A movimentação financeira de Lucas, igualmente questionada no relatório inicial, se demonstrou 100% lícita, tanto que saiu do relatório final.
Observa-se que Lucas foi o único investigado que se disponibilizou e deu seu depoimento a polícia na fase de inquérito.
Sobre o contrato da empresa Amazon Fort, Lucas, enquanto Diretor Presidente da Comcap era o único servidor da Prefeitura que tinha autorização legal de SOLICITAR a contratação, que após concluída pela Secretaria de Administração da Prefeitura, gerou Contrato entre Prefeitura e Amazon, que o então presidente da Comcap assinou. Assim como assinou mais um dezena de contratos durante a greve dos servidores da Comcap.

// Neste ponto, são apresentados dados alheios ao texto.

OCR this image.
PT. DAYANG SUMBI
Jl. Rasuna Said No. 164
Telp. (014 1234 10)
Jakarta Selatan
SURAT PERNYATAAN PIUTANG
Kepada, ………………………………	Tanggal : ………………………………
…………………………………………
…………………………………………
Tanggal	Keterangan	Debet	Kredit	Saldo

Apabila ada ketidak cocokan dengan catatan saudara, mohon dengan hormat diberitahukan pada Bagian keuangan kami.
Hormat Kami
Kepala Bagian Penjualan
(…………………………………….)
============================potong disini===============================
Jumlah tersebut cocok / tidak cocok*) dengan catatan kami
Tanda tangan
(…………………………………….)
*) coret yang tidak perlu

Portanto, Lucas está sendo acusado de algo, pelo simples fato de exercer sua função de servidor público, a época. E isso será facilmente observado pelo juiz que receber o processo, onde faremos a defesa do Lucas no momento oportuno.
Quanto as suspeitas de outras pessoas envolvidos em crimes, não cabe a nós fazermos manifestação, e sim a competente polícia civil e ao Ministério Público de Santa Catarina.
Todas as defesas dos indiciados foram procuradas pela reportagem do upiara.net. A postagem será atualizada a cada manifestação.